Federated search (federated information retrieval or distributed information retrieval) is a technique for searching multiple text collections simultaneously. Queries are submitted to a subset of collections that are most likely to return relevant answers. The results returned by selected collections are integrated and merged into a single list. Federated search is preferred over centralized search alternatives in many environments. For example, commercial search engines such as Google cannot easily index uncrawlable hidden web collections while federated search systems can search the contents of hidden web collections without crawling.
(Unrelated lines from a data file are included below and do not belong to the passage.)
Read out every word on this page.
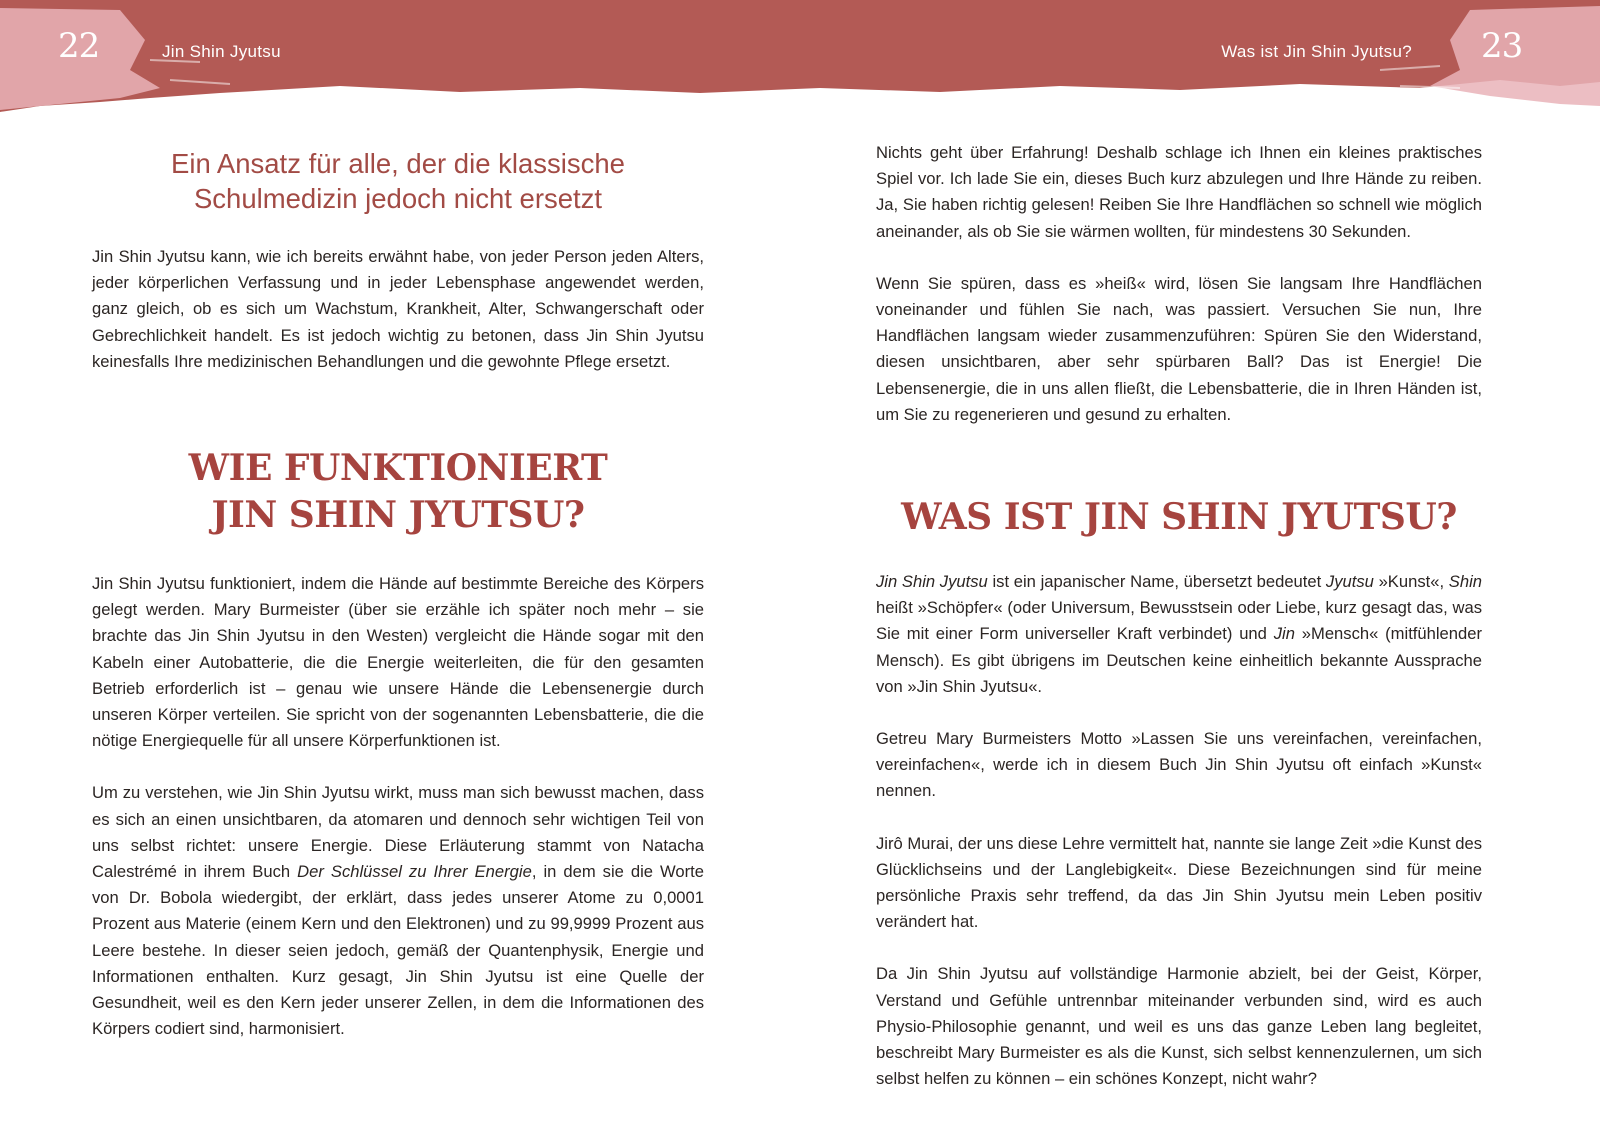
22	Jin Shin Jyutsu	Was ist Jin Shin Jyutsu? 23
Ein Ansatz für alle, der die klassische
Schulmedizin jedoch nicht ersetzt

Jin Shin Jyutsu kann, wie ich bereits erwähnt habe, von jeder Person jeden Alters, jeder körperlichen Verfassung und in jeder Lebensphase angewendet werden, ganz gleich, ob es sich um Wachstum, Krankheit, Alter, Schwangerschaft oder Gebrechlichkeit handelt. Es ist jedoch wichtig zu betonen, dass Jin Shin Jyutsu keinesfalls Ihre medizinischen Behandlungen und die gewohnte Pflege ersetzt.

WIE FUNKTIONIERT
JIN SHIN JYUTSU?

Jin Shin Jyutsu funktioniert, indem die Hände auf bestimmte Bereiche des Körpers gelegt werden. Mary Burmeister (über sie erzähle ich später noch mehr – sie brachte das Jin Shin Jyutsu in den Westen) vergleicht die Hände sogar mit den Kabeln einer Autobatterie, die die Energie weiterleiten, die für den gesamten Betrieb erforderlich ist – genau wie unsere Hände die Lebensenergie durch unseren Körper verteilen. Sie spricht von der sogenannten Lebensbatterie, die die nötige Energiequelle für all unsere Körperfunktionen ist.

Um zu verstehen, wie Jin Shin Jyutsu wirkt, muss man sich bewusst machen, dass es sich an einen unsichtbaren, da atomaren und dennoch sehr wichtigen Teil von uns selbst richtet: unsere Energie. Diese Erläuterung stammt von Natacha Calestrémé in ihrem Buch Der Schlüssel zu Ihrer Energie, in dem sie die Worte von Dr. Bobola wiedergibt, der erklärt, dass jedes unserer Atome zu 0,0001 Prozent aus Materie (einem Kern und den Elektronen) und zu 99,9999 Prozent aus Leere bestehe. In dieser seien jedoch, gemäß der Quantenphysik, Energie und Informationen enthalten. Kurz gesagt, Jin Shin Jyutsu ist eine Quelle der Gesundheit, weil es den Kern jeder unserer Zellen, in dem die Informationen des Körpers codiert sind, harmonisiert.

Nichts geht über Erfahrung! Deshalb schlage ich Ihnen ein kleines praktisches Spiel vor. Ich lade Sie ein, dieses Buch kurz abzulegen und Ihre Hände zu reiben. Ja, Sie haben richtig gelesen! Reiben Sie Ihre Handflächen so schnell wie möglich aneinander, als ob Sie sie wärmen wollten, für mindestens 30 Sekunden.

Wenn Sie spüren, dass es »heiß« wird, lösen Sie langsam Ihre Handflächen voneinander und fühlen Sie nach, was passiert. Versuchen Sie nun, Ihre Handflächen langsam wieder zusammenzuführen: Spüren Sie den Widerstand, diesen unsichtbaren, aber sehr spürbaren Ball? Das ist Energie! Die Lebensenergie, die in uns allen fließt, die Lebensbatterie, die in Ihren Händen ist, um Sie zu regenerieren und gesund zu erhalten.

WAS IST JIN SHIN JYUTSU?

Jin Shin Jyutsu ist ein japanischer Name, übersetzt bedeutet Jyutsu »Kunst«, Shin heißt »Schöpfer« (oder Universum, Bewusstsein oder Liebe, kurz gesagt das, was Sie mit einer Form universeller Kraft verbindet) und Jin »Mensch« (mitfühlender Mensch). Es gibt übrigens im Deutschen keine einheitlich bekannte Aussprache von »Jin Shin Jyutsu«.

Getreu Mary Burmeisters Motto »Lassen Sie uns vereinfachen, vereinfachen, vereinfachen«, werde ich in diesem Buch Jin Shin Jyutsu oft einfach »Kunst« nennen.

Jirô Murai, der uns diese Lehre vermittelt hat, nannte sie lange Zeit »die Kunst des Glücklichseins und der Langlebigkeit«. Diese Bezeichnungen sind für meine persönliche Praxis sehr treffend, da das Jin Shin Jyutsu mein Leben positiv verändert hat.

Da Jin Shin Jyutsu auf vollständige Harmonie abzielt, bei der Geist, Körper, Verstand und Gefühle untrennbar miteinander verbunden sind, wird es auch Physio-Philosophie genannt, und weil es uns das ganze Leben lang begleitet, beschreibt Mary Burmeister es als die Kunst, sich selbst kennenzulernen, um sich selbst helfen zu können – ein schönes Konzept, nicht wahr?
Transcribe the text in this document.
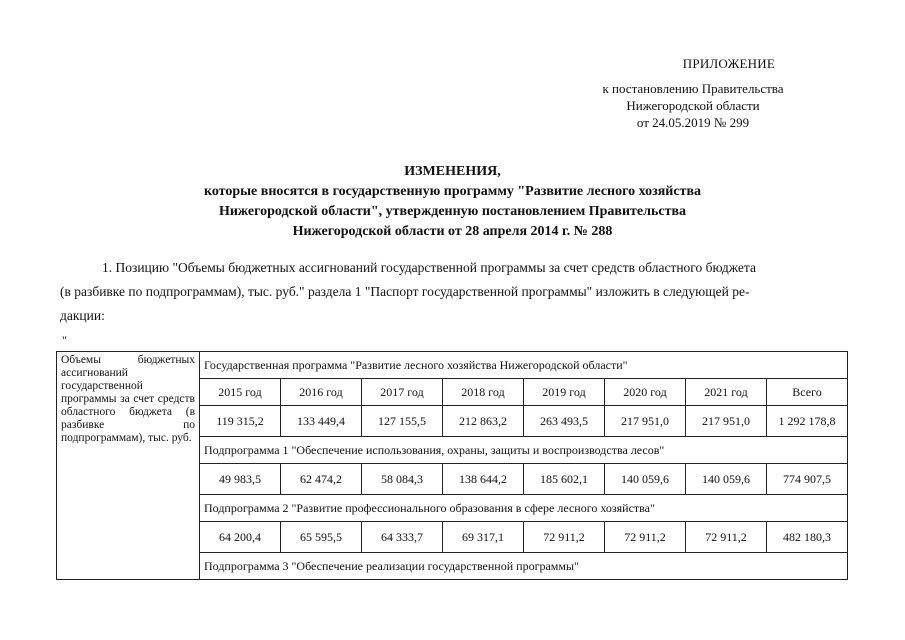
ПРИЛОЖЕНИЕ
к постановлению Правительства
Нижегородской области
от 24.05.2019 № 299
ИЗМЕНЕНИЯ,
которые вносятся в государственную программу "Развитие лесного хозяйства
Нижегородской области", утвержденную постановлением Правительства
Нижегородской области от 28 апреля 2014 г. № 288
1. Позицию "Объемы бюджетных ассигнований государственной программы за счет средств областного бюджета
(в разбивке по подпрограммам), тыс. руб." раздела 1 "Паспорт государственной программы" изложить в следующей ре-
дакции:
"
Объемы бюджетных ассигнований государственной программы за счет средств областного бюджета (в разбивке по подпрограммам), тыс. руб.	Государственная программа "Развитие лесного хозяйства Нижегородской области"							
	2015 год	2016 год	2017 год	2018 год	2019 год	2020 год	2021 год	Всего
	119 315,2	133 449,4	127 155,5	212 863,2	263 493,5	217 951,0	217 951,0	1 292 178,8
	Подпрограмма 1 "Обеспечение использования, охраны, защиты и воспроизводства лесов"							
	49 983,5	62 474,2	58 084,3	138 644,2	185 602,1	140 059,6	140 059,6	774 907,5
	Подпрограмма 2 "Развитие профессионального образования в сфере лесного хозяйства"							
	64 200,4	65 595,5	64 333,7	69 317,1	72 911,2	72 911,2	72 911,2	482 180,3
	Подпрограмма 3 "Обеспечение реализации государственной программы"							
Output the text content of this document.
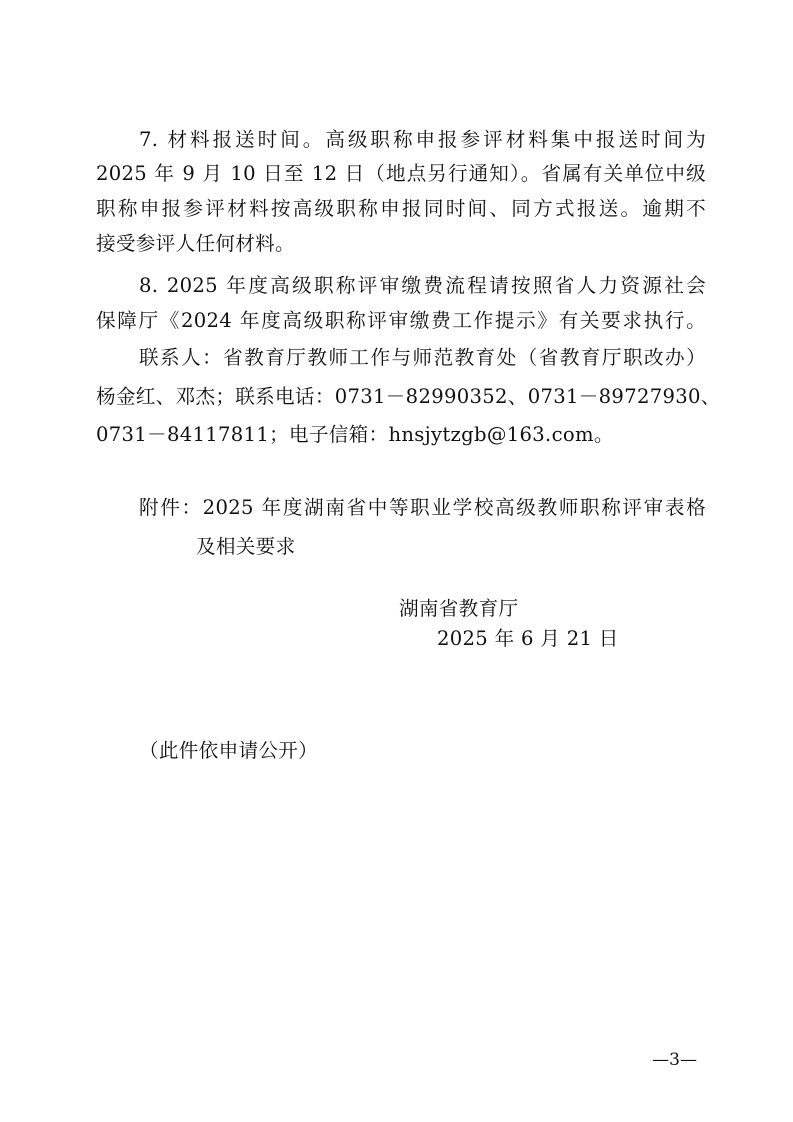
7. 材料报送时间。高级职称申报参评材料集中报送时间为
2025 年 9 月 10 日至 12 日（地点另行通知）。省属有关单位中级
职称申报参评材料按高级职称申报同时间、同方式报送。逾期不
接受参评人任何材料。
8. 2025 年度高级职称评审缴费流程请按照省人力资源社会
保障厅《2024 年度高级职称评审缴费工作提示》有关要求执行。
联系人：省教育厅教师工作与师范教育处（省教育厅职改办）
杨金红、邓杰；联系电话：0731－82990352、0731－89727930、
0731－84117811；电子信箱：hnsjytzgb@163.com。
附件：2025 年度湖南省中等职业学校高级教师职称评审表格
及相关要求
湖南省教育厅
2025 年 6 月 21 日
（此件依申请公开）
—3—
In enterprise environments, where each organization maintains an independent search engine, federated search techniques can provide parallel search over multiple collections.
There are three major challenges in federated search. For each query, a subset of collections that are most likely to return relevant documents are selected. This creates the collection selection problem. To be able to select suitable collections, federated search systems need to acquire some knowledge about the contents of each collection, creating the collection representation problem. The results returned from the selected collections are merged before the final presentation to the user. This final step is the result merging problem.
The goal of this work, is to provide a comprehensive summary of the previous research on the federated search challenges described above.
Web search has significantly evolved in recent years. For many years, web search engines such as Google and Yahoo! were only providing search service over text documents. Aggregated search was one of the first steps to go beyond text search, and was the beginning of a new era for information seeking and retrieval. These days, web search engines support aggregated search over a number of verticals, and blend different types of documents (e.g. images, videos) in their search results. Moreover, web search engines have started to crawl and search the hidden web. Federated search (federated information retrieval or distributed information retrieval) has played a key role in providing the technology for aggregated search and crawling the hidden web. The application of federated search is not limited to the web search engines. There are many scenarios such as digital libraries in which information is distributed across different sources/servers. Peer-to-peer networks and personalized search are two examples in which federated search has been successfully used for searching multiple independent collections. Federated Search provides a comprehensive summary of the research done to date, looks at some of the challenges still to be faced, and suggests some directions for future research on this important and current topic.